The groundwork for this announcement is the result of a comprehensive effort to reach out to diverse stakeholders in order to understand the needs and barriers restaurants face in accessing emergency relief aid.


“Local restaurants and bars are being served very good news today,” said Erika Polmar, executive director of the Independent Restaurant Coalition.

Polmar said the guidelines were crafted by the SBA after conversations with independent restaurant and bar operators across the country.

“We are grateful to the SBA for their hard work to make this process as accessible as possible in a short period of time,” she added.

Community business leaders from underserved communities also welcomed RRF assistance as much-needed economic relief and are working with their broad membership bases to navigate the grant application process.

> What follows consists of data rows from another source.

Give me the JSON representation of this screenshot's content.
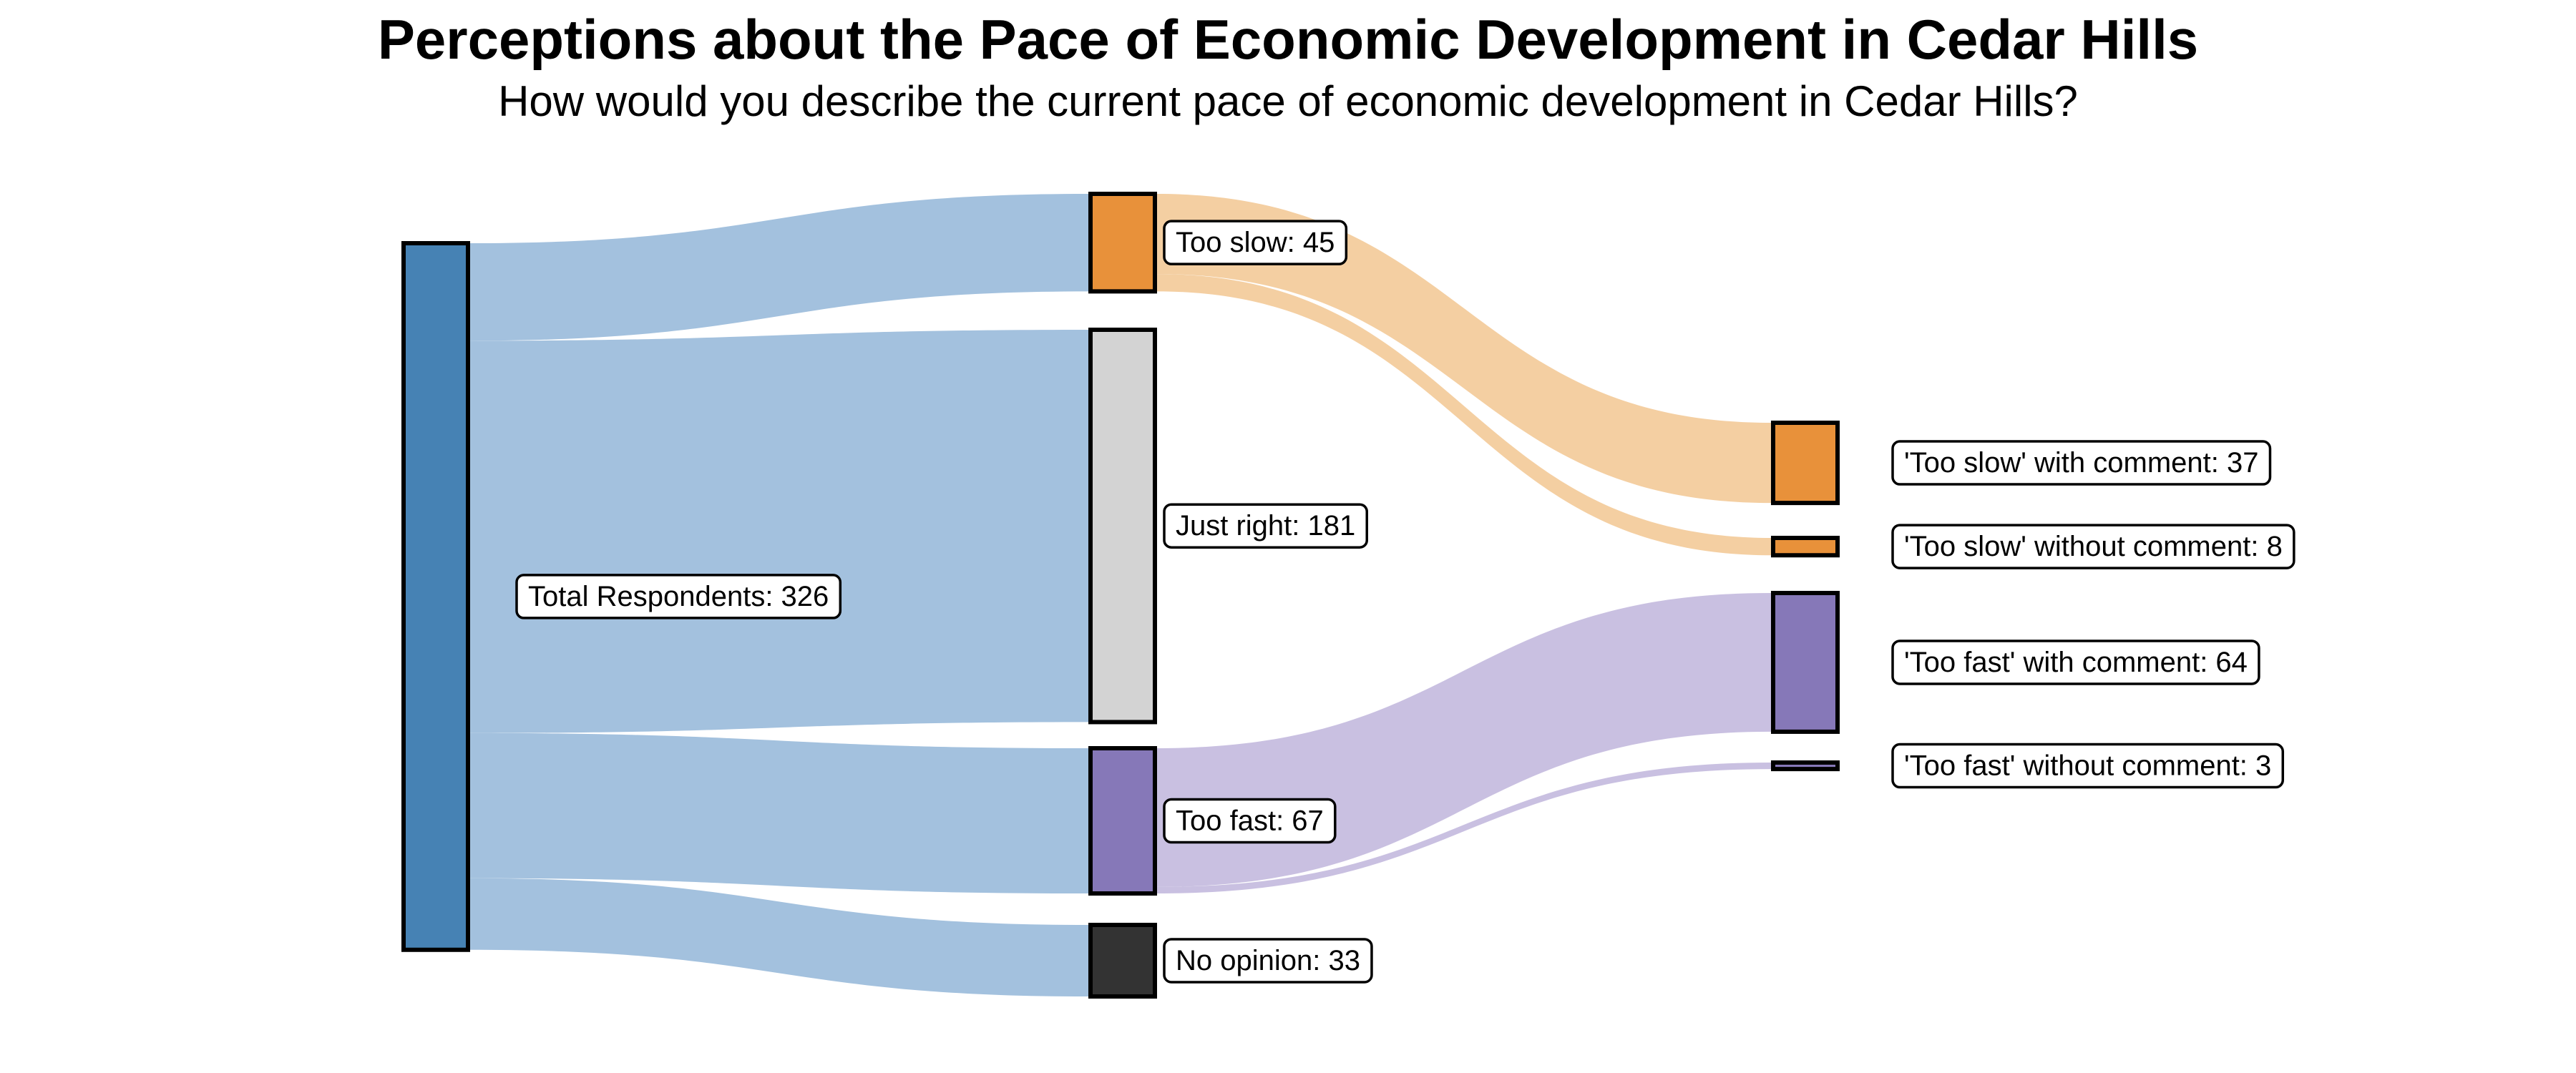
{
  "chart_data": {
    "type": "sankey",
    "title": "Perceptions about the Pace of Economic Development in Cedar Hills",
    "subtitle": "How would you describe the current pace of economic development in Cedar Hills?",
    "background_color": "#ffffff",
    "total_respondents": 326,
    "nodes": [
      {
        "id": "total",
        "label": "Total Respondents: 326",
        "value": 326,
        "column": 0,
        "color": "#4682b4"
      },
      {
        "id": "too_slow",
        "label": "Too slow: 45",
        "value": 45,
        "column": 1,
        "color": "#e8913a"
      },
      {
        "id": "just_right",
        "label": "Just right: 181",
        "value": 181,
        "column": 1,
        "color": "#d3d3d3"
      },
      {
        "id": "too_fast",
        "label": "Too fast: 67",
        "value": 67,
        "column": 1,
        "color": "#8678b8"
      },
      {
        "id": "no_opinion",
        "label": "No opinion: 33",
        "value": 33,
        "column": 1,
        "color": "#333333"
      },
      {
        "id": "slow_with",
        "label": "'Too slow' with comment: 37",
        "value": 37,
        "column": 2,
        "color": "#e8913a"
      },
      {
        "id": "slow_without",
        "label": "'Too slow' without comment: 8",
        "value": 8,
        "column": 2,
        "color": "#e8913a"
      },
      {
        "id": "fast_with",
        "label": "'Too fast' with comment: 64",
        "value": 64,
        "column": 2,
        "color": "#8678b8"
      },
      {
        "id": "fast_without",
        "label": "'Too fast' without comment: 3",
        "value": 3,
        "column": 2,
        "color": "#8678b8"
      }
    ],
    "links": [
      {
        "source": "total",
        "target": "too_slow",
        "value": 45,
        "color": "#a3c1de"
      },
      {
        "source": "total",
        "target": "just_right",
        "value": 181,
        "color": "#a3c1de"
      },
      {
        "source": "total",
        "target": "too_fast",
        "value": 67,
        "color": "#a3c1de"
      },
      {
        "source": "total",
        "target": "no_opinion",
        "value": 33,
        "color": "#a3c1de"
      },
      {
        "source": "too_slow",
        "target": "slow_with",
        "value": 37,
        "color": "#f4cfa2"
      },
      {
        "source": "too_slow",
        "target": "slow_without",
        "value": 8,
        "color": "#f4cfa2"
      },
      {
        "source": "too_fast",
        "target": "fast_with",
        "value": 64,
        "color": "#c9c0e1"
      },
      {
        "source": "too_fast",
        "target": "fast_without",
        "value": 3,
        "color": "#c9c0e1"
      }
    ]
  }
}
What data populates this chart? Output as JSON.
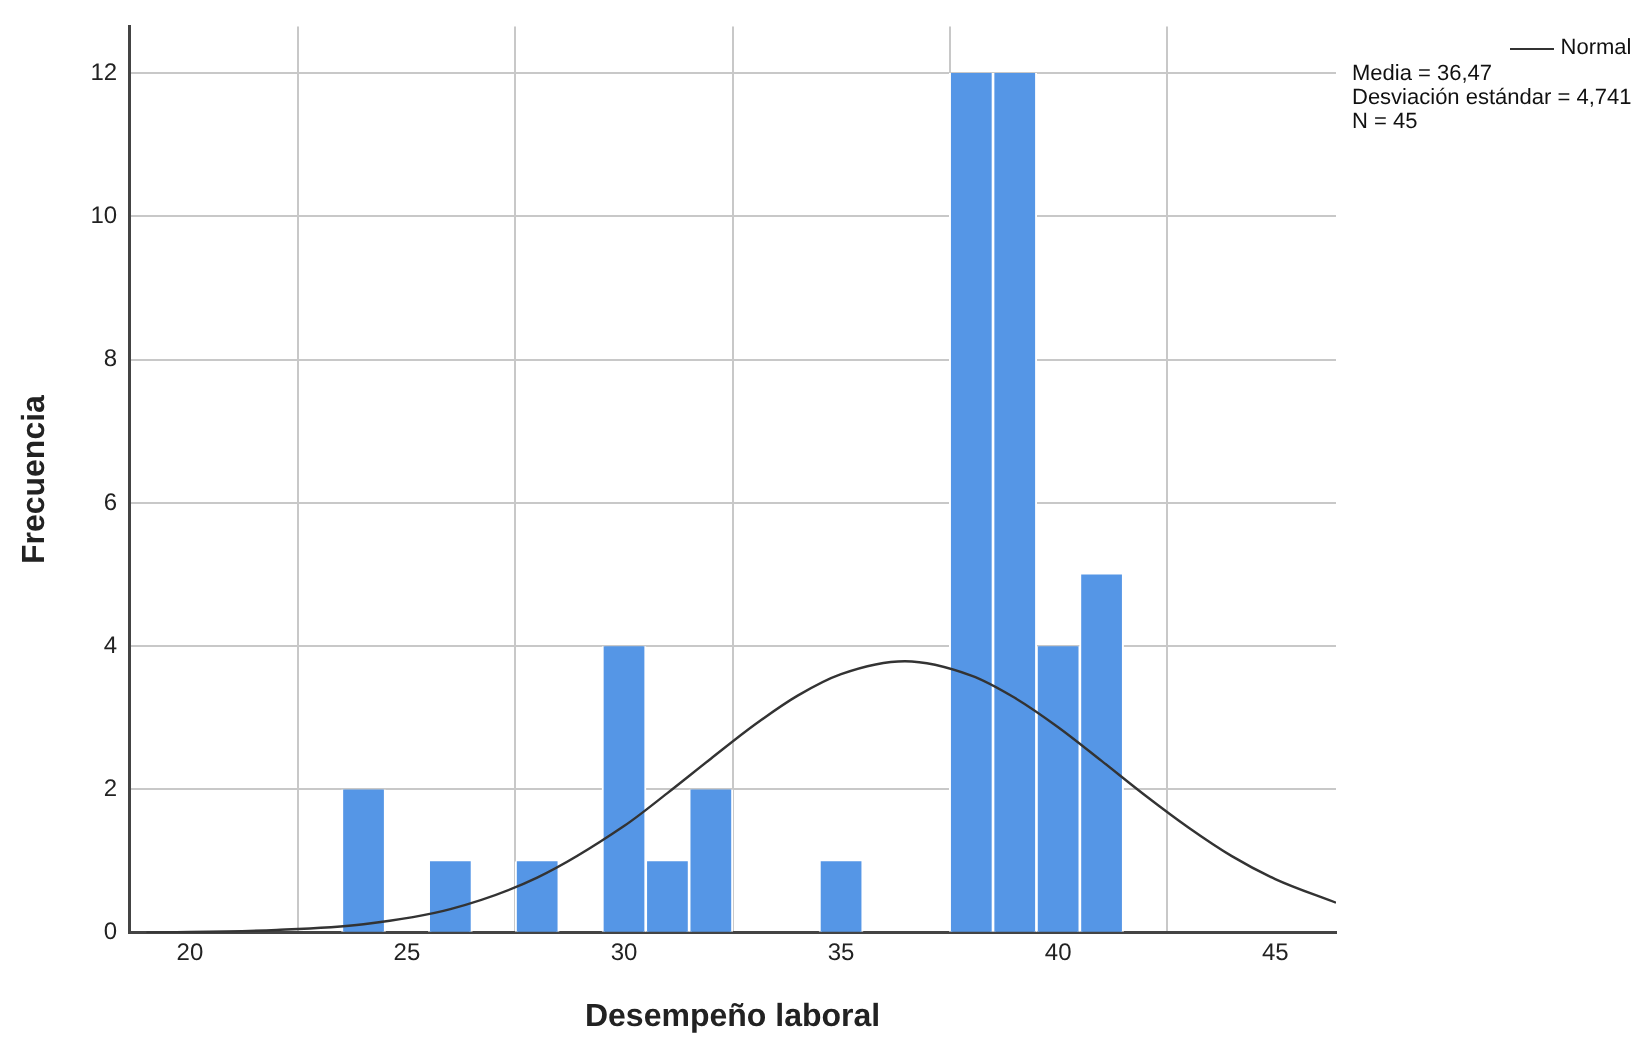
{
  "chart_data": {
    "type": "histogram",
    "xlabel": "Desempeño laboral",
    "ylabel": "Frecuencia",
    "bins": [
      23.5,
      24.5,
      25.5,
      26.5,
      27.5,
      28.5,
      29.5,
      30.5,
      31.5,
      32.5,
      33.5,
      34.5,
      35.5,
      36.5,
      37.5,
      38.5,
      39.5,
      40.5,
      41.5
    ],
    "series": [
      {
        "type": "histogram",
        "color": "#5596e6",
        "values": [
          2,
          0,
          1,
          0,
          1,
          0,
          4,
          1,
          2,
          0,
          0,
          1,
          0,
          0,
          12,
          12,
          4,
          5
        ]
      },
      {
        "type": "line",
        "name": "Normal",
        "color": "#333333",
        "x": [
          19,
          22,
          24,
          26,
          28,
          30,
          31,
          32,
          33,
          34,
          35,
          36.47,
          38,
          39,
          40,
          41,
          42,
          43,
          44,
          45,
          46.4
        ],
        "values": [
          0,
          0.04,
          0.12,
          0.33,
          0.77,
          1.49,
          1.95,
          2.43,
          2.9,
          3.31,
          3.61,
          3.79,
          3.59,
          3.28,
          2.87,
          2.4,
          1.92,
          1.47,
          1.07,
          0.75,
          0.42
        ]
      }
    ],
    "xlim": [
      18.6,
      46.4
    ],
    "xticks": [
      20,
      25,
      30,
      35,
      40,
      45
    ],
    "ylim": [
      0,
      12.65
    ],
    "yticks": [
      0,
      2,
      4,
      6,
      8,
      10,
      12
    ],
    "grid": true,
    "legend": "top right",
    "annotations": [
      "Media = 36,47",
      "Desviación estándar = 4,741",
      "N = 45"
    ]
  }
}
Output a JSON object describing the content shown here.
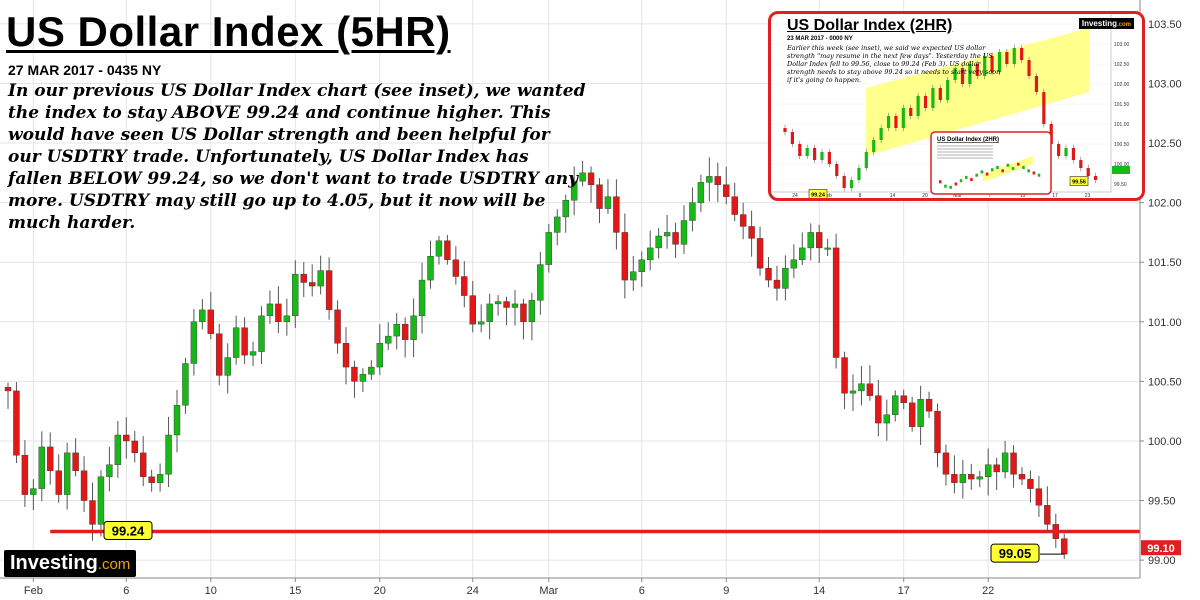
{
  "title": "US Dollar Index (5HR)",
  "date": "27 MAR 2017 - 0435 NY",
  "commentary": "In our previous US Dollar Index chart (see inset), we wanted the index to stay ABOVE 99.24 and continue higher. This would have seen US Dollar strength and been helpful for our USDTRY trade. Unfortunately, US Dollar Index has fallen BELOW 99.24, so we don't want to trade USDTRY any more. USDTRY may still go up to 4.05, but it now will be much harder.",
  "logo": {
    "brand": "Investing",
    "suffix": ".com"
  },
  "colors": {
    "up": "#18b818",
    "down": "#e01818",
    "wick": "#555555",
    "level_line": "#e02020",
    "label_fill": "#ffff33",
    "price_tag": "#e02020"
  },
  "chart_data": {
    "type": "candlestick",
    "title": "US Dollar Index (5HR)",
    "ylim": [
      98.85,
      103.65
    ],
    "y_ticks": [
      "99.00",
      "99.50",
      "100.00",
      "100.50",
      "101.00",
      "101.50",
      "102.00",
      "102.50",
      "103.00",
      "103.50"
    ],
    "x_tick_labels": [
      {
        "label": "Feb",
        "bar": 3
      },
      {
        "label": "6",
        "bar": 14
      },
      {
        "label": "10",
        "bar": 24
      },
      {
        "label": "15",
        "bar": 34
      },
      {
        "label": "20",
        "bar": 44
      },
      {
        "label": "24",
        "bar": 55
      },
      {
        "label": "Mar",
        "bar": 64
      },
      {
        "label": "6",
        "bar": 75
      },
      {
        "label": "9",
        "bar": 85
      },
      {
        "label": "14",
        "bar": 96
      },
      {
        "label": "17",
        "bar": 106
      },
      {
        "label": "22",
        "bar": 116
      }
    ],
    "closes": [
      100.42,
      99.88,
      99.55,
      99.6,
      99.95,
      99.75,
      99.55,
      99.9,
      99.75,
      99.5,
      99.3,
      99.7,
      99.8,
      100.05,
      100.0,
      99.9,
      99.7,
      99.65,
      99.72,
      100.05,
      100.3,
      100.65,
      101.0,
      101.1,
      100.9,
      100.55,
      100.7,
      100.95,
      100.72,
      100.75,
      101.05,
      101.15,
      101.0,
      101.05,
      101.4,
      101.33,
      101.3,
      101.43,
      101.1,
      100.82,
      100.62,
      100.5,
      100.56,
      100.62,
      100.82,
      100.88,
      100.98,
      100.85,
      101.05,
      101.35,
      101.55,
      101.68,
      101.52,
      101.38,
      101.22,
      100.98,
      101.0,
      101.15,
      101.17,
      101.12,
      101.15,
      101.0,
      101.18,
      101.48,
      101.75,
      101.88,
      102.02,
      102.18,
      102.25,
      102.15,
      101.95,
      102.05,
      101.75,
      101.35,
      101.42,
      101.52,
      101.62,
      101.72,
      101.75,
      101.65,
      101.85,
      102.0,
      102.17,
      102.22,
      102.15,
      102.05,
      101.9,
      101.8,
      101.7,
      101.45,
      101.35,
      101.28,
      101.45,
      101.52,
      101.62,
      101.75,
      101.62,
      101.62,
      100.7,
      100.4,
      100.42,
      100.48,
      100.38,
      100.15,
      100.22,
      100.38,
      100.32,
      100.12,
      100.35,
      100.25,
      99.9,
      99.72,
      99.65,
      99.72,
      99.68,
      99.7,
      99.8,
      99.74,
      99.9,
      99.72,
      99.68,
      99.6,
      99.46,
      99.3,
      99.18,
      99.05
    ],
    "levels": [
      {
        "value": 99.24,
        "label": "99.24",
        "from_bar": 5
      },
      {
        "value": 99.05,
        "label": "99.05"
      }
    ],
    "last_price": "99.10"
  },
  "inset": {
    "title": "US Dollar Index (2HR)",
    "date": "23 MAR 2017 - 0000 NY",
    "text": "Earlier this week (see inset), we said we expected US dollar strength \"may resume in the next few days\". Yesterday the US Dollar Index fell to 99.56, close to 99.24 (Feb 3). US dollar strength needs to stay above 99.24 so it needs to start very soon if it's going to happen.",
    "labels": {
      "low": "99.24",
      "recent": "99.56",
      "nested_title": "US Dollar Index (2HR)"
    },
    "logo_brand": "Investing",
    "logo_suffix": ".com",
    "chart_data": {
      "type": "candlestick",
      "ylim": [
        99.3,
        103.6
      ],
      "y_ticks": [
        "99.50",
        "100.00",
        "100.50",
        "101.00",
        "101.50",
        "102.00",
        "102.50",
        "103.00",
        "103.50"
      ],
      "x_tick_labels": [
        "24",
        "Feb",
        "8",
        "14",
        "20",
        "Mar",
        "7",
        "13",
        "17",
        "23"
      ],
      "closes": [
        100.8,
        100.5,
        100.2,
        100.4,
        100.1,
        100.3,
        100.0,
        99.7,
        99.4,
        99.6,
        99.9,
        100.3,
        100.6,
        100.9,
        101.2,
        100.9,
        101.4,
        101.2,
        101.7,
        101.4,
        101.9,
        101.6,
        102.1,
        102.4,
        102.0,
        102.5,
        102.2,
        102.7,
        102.3,
        102.8,
        102.5,
        102.9,
        102.6,
        102.2,
        101.8,
        101.0,
        100.5,
        100.2,
        100.4,
        100.1,
        99.9,
        99.7,
        99.6
      ]
    },
    "channel": {
      "upper": [
        101.9,
        103.4
      ],
      "lower": [
        100.2,
        101.8
      ]
    }
  }
}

“In addition to historically having less operating liquidity and revenue than almost any other small business demographic, Black-owned restaurants received significantly less stimulus funding during the COVID-19 pandemic, heightening challenges and leading to disproportionate closures,” said Ron Busby Sr., president and CEO, U.S. Black Chambers Inc. “The USBC believes this initiative and collaboration with the SBA will bring needed resources and relief to these often underserved businesses to aid in stabilization, recovery and ultimately, strengthen our economy.”

In addition to restaurant groups and leading advocacy groups for underserved business communities, the SBA has engaged national and state trade associations, and other small business stakeholders in recent weeks to understand their concerns about relief programs.

“Small and independent craft breweries are vibrant community gathering places that can be found in nearly every congressional district in the U.S. and contribute to manufacturing, hospitality, retail, tourism, and agricultural industries,” said Bob Pease, president and CEO of Brewers Association.

“We are pleased to work with the SBA to promote the Restaurant Revitalization Fund landing page and its available resources, and assist the breweries hit hardest by Covid-19 secure much-needed additional relief to help them survive the pandemic and prepare for the restart of the economy.”